Les choses ainsi posées, permettez-moi le raisonnement quelque peu simpliste suivant, mais volontairement décomposé :
- La grève des transports réduit considérablement (90 TGV sur 700 pour la seule journée du 14/11/2007 à titre d’exemple) l’offre de transports en commun française ;
- Les transports en commun déplacent chaque jour des millions d’individus que ce soit localement comme nationalement ;
- Donc des millions d’individus ne vont pas pouvoir se déplacer en période de grève en transport en commun durant ces périodes de combat social ;
- Or ces individus ainsi démunis souhaitent tout de même se déplacer durant cette période pour des raisons aussi bien personnelles que professionnelles ;
- Donc ces individus vont se reporter sur des moyens de transport motorisés individuels et autonomes, en première place desquels on trouve l’automobile ;
- Or les transports motorisés individuels sont bien moins efficaces énergétiquement (pris globalement pour une population donnée) et bien plus émetteurs de Gaz à Effet de Serre que les transports en commun ;
- Donc les grèves des transports en commun sont des catalyseurs de pollution et constituent un véritable non sens énergétique et environnemental.
Cette petite plaisanterie représente selon des estimations très prudentes la bagatelle de 10 000 tonnes de CO2 émis en plus par jour rien que pour l’Ile-de-France, charmant !

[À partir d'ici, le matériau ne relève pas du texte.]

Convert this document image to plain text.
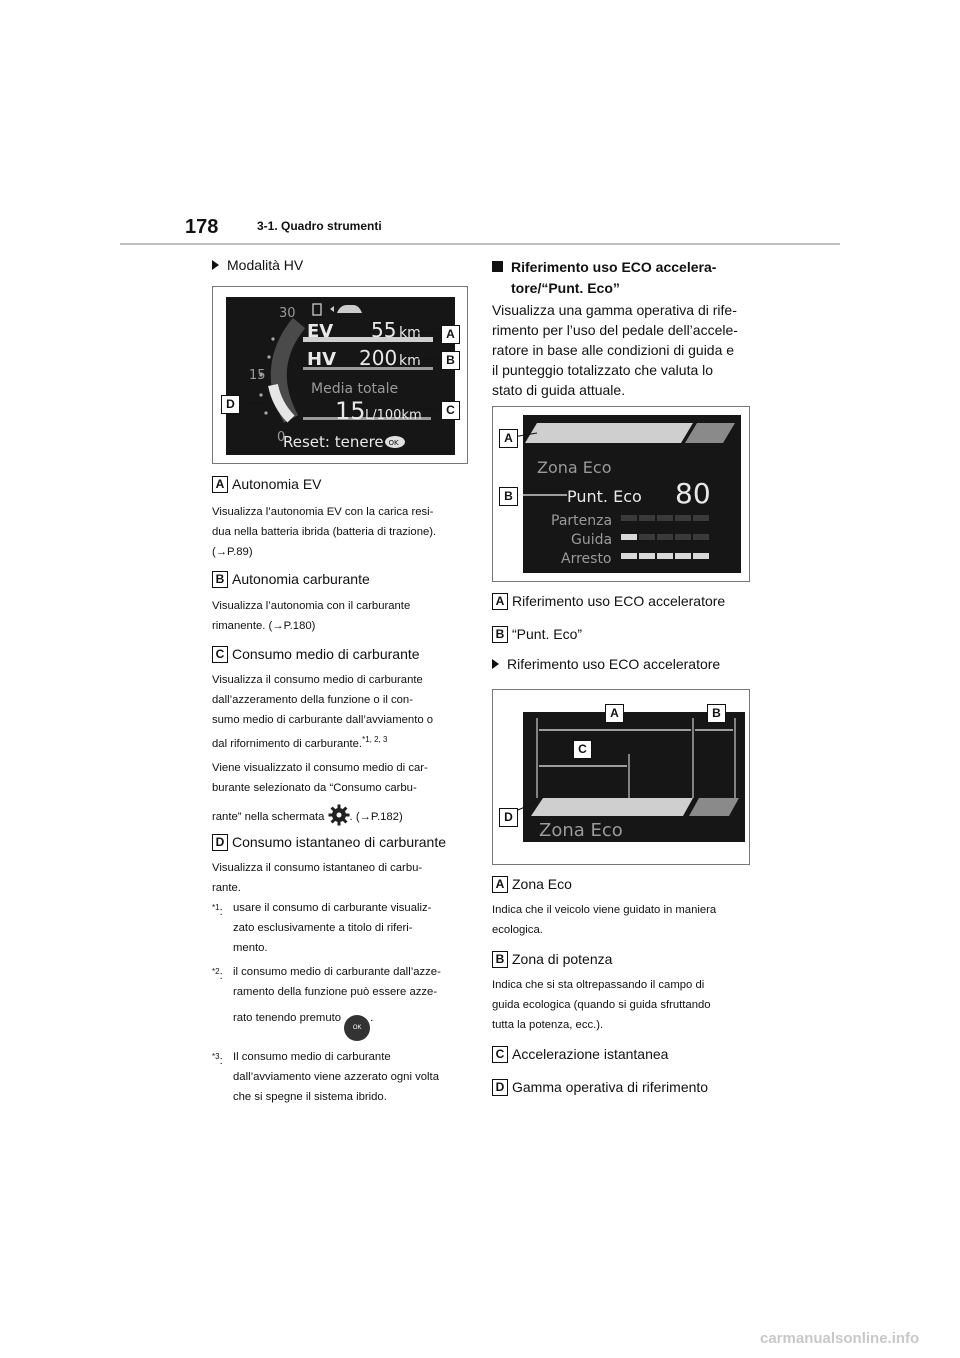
178	3-1. Quadro strumenti
Modalità HV
30
15
0
EV 55 km
HV 200 km
Media totale
15 L/100km
Reset: tenere OK
A
B
C
D
A Autonomia EV
Visualizza l’autonomia EV con la carica resi-
dua nella batteria ibrida (batteria di trazione).
(→P.89)
B Autonomia carburante
Visualizza l’autonomia con il carburante
rimanente. (→P.180)
C Consumo medio di carburante
Visualizza il consumo medio di carburante
dall’azzeramento della funzione o il con-
sumo medio di carburante dall’avviamento o
dal rifornimento di carburante.$^{*1, 2, 3}$
Viene visualizzato il consumo medio di car-
burante selezionato da “Consumo carbu-
rante” nella schermata . (→P.182)
D Consumo istantaneo di carburante
Visualizza il consumo istantaneo di carbu-
rante.
$^{*1}$: usare il consumo di carburante visualiz-
zato esclusivamente a titolo di riferi-
mento.
$^{*2}$: il consumo medio di carburante dall’azze-
ramento della funzione può essere azze-
rato tenendo premuto OK.
$^{*3}$: Il consumo medio di carburante
dall’avviamento viene azzerato ogni volta
che si spegne il sistema ibrido.
Riferimento uso ECO accelera-
tore/“Punt. Eco”
Visualizza una gamma operativa di rife-
rimento per l’uso del pedale dell’accele-
ratore in base alle condizioni di guida e
il punteggio totalizzato che valuta lo
stato di guida attuale.
Zona Eco
Punt. Eco 80
Partenza
Guida
Arresto
A
B
A Riferimento uso ECO acceleratore
B “Punt. Eco”
Riferimento uso ECO acceleratore
Zona Eco
A	B
C
D
A Zona Eco
Indica che il veicolo viene guidato in maniera
ecologica.
B Zona di potenza
Indica che si sta oltrepassando il campo di
guida ecologica (quando si guida sfruttando
tutta la potenza, ecc.).
C Accelerazione istantanea
D Gamma operativa di riferimento
carmanualsonline.info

Je vous épargne le raisonnement qui tendrait à prouver que ces actions menées par tous types de collectifs (syndicats, partis politiques, salariés d’entreprises publiques ou semi-publiques, etc), qui se targuent de défendre les intérêts sociaux du plus grand nombre, font en réalité exactement l’inverse.

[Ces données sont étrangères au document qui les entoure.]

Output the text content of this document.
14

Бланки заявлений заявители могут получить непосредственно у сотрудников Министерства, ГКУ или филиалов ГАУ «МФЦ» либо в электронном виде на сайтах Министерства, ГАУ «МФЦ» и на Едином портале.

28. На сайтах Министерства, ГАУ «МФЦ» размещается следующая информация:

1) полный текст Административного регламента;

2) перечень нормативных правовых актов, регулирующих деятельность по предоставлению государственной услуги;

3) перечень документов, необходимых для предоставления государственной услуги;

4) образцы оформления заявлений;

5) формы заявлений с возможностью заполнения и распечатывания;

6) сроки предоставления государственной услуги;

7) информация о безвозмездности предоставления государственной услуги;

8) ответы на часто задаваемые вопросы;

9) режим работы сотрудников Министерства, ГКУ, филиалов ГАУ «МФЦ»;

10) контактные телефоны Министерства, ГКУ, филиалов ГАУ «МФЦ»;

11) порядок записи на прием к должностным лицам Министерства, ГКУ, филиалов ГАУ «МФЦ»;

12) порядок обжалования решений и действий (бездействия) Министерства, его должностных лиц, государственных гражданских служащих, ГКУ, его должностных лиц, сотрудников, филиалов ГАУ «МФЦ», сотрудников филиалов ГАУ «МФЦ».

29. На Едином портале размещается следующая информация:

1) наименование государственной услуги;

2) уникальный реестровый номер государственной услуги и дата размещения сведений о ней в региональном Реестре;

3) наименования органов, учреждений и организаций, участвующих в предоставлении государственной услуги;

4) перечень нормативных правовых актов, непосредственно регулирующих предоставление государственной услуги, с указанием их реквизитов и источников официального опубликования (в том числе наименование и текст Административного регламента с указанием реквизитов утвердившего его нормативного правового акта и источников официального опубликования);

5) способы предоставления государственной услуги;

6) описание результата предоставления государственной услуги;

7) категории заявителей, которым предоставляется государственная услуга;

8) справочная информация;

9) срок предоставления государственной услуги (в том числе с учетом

Je vois d’ici les réponses outrancières à l’égard du raisonnement ci-dessus déroulé car donnant l’impression d’empêcher l’expression de l’un des droits les plus fondamentaux qu’est la grève.
Mais qui a dit qu’il fallait remettre en cause ce droit ? Ce qui est pointé ici est l’expression de ce droit. N’y aurait-il pas d’autres manières de faire grève ? – n’étant pas spécialiste des questions sociales, je ne me permets pas de faire des propositions sur la pertinence ou non des négociations par rapport aux grèves.
Mais allez, j’apporte ma contribution de fauteur de trouble : pourquoi ne pas laisser un libre accès total et gratuit aux transports en commun les jours de grèves ? Ne pas faire payer les billets de train, etc ? il est fort à parier que ce serait bien plus efficace pour se faire entendre. De plus cela resterait cohérent avec la nécessité de maintenir le service public à destination des usagers et surtout permettrait de ne pas envoyer des millions de voitures, motos et autres modes de transport motorisés individuels sur les routes de France.
Pour finir ce laïus rageur, une petite question : qu’est-ce qui est le plus prioritaire : maintenir un environnement et une société en équilibre pour nous et nos enfants, ou défendre des corporatismes d’un autre âge d’un petit nombre d’individus au dépend du plus grand nombre ?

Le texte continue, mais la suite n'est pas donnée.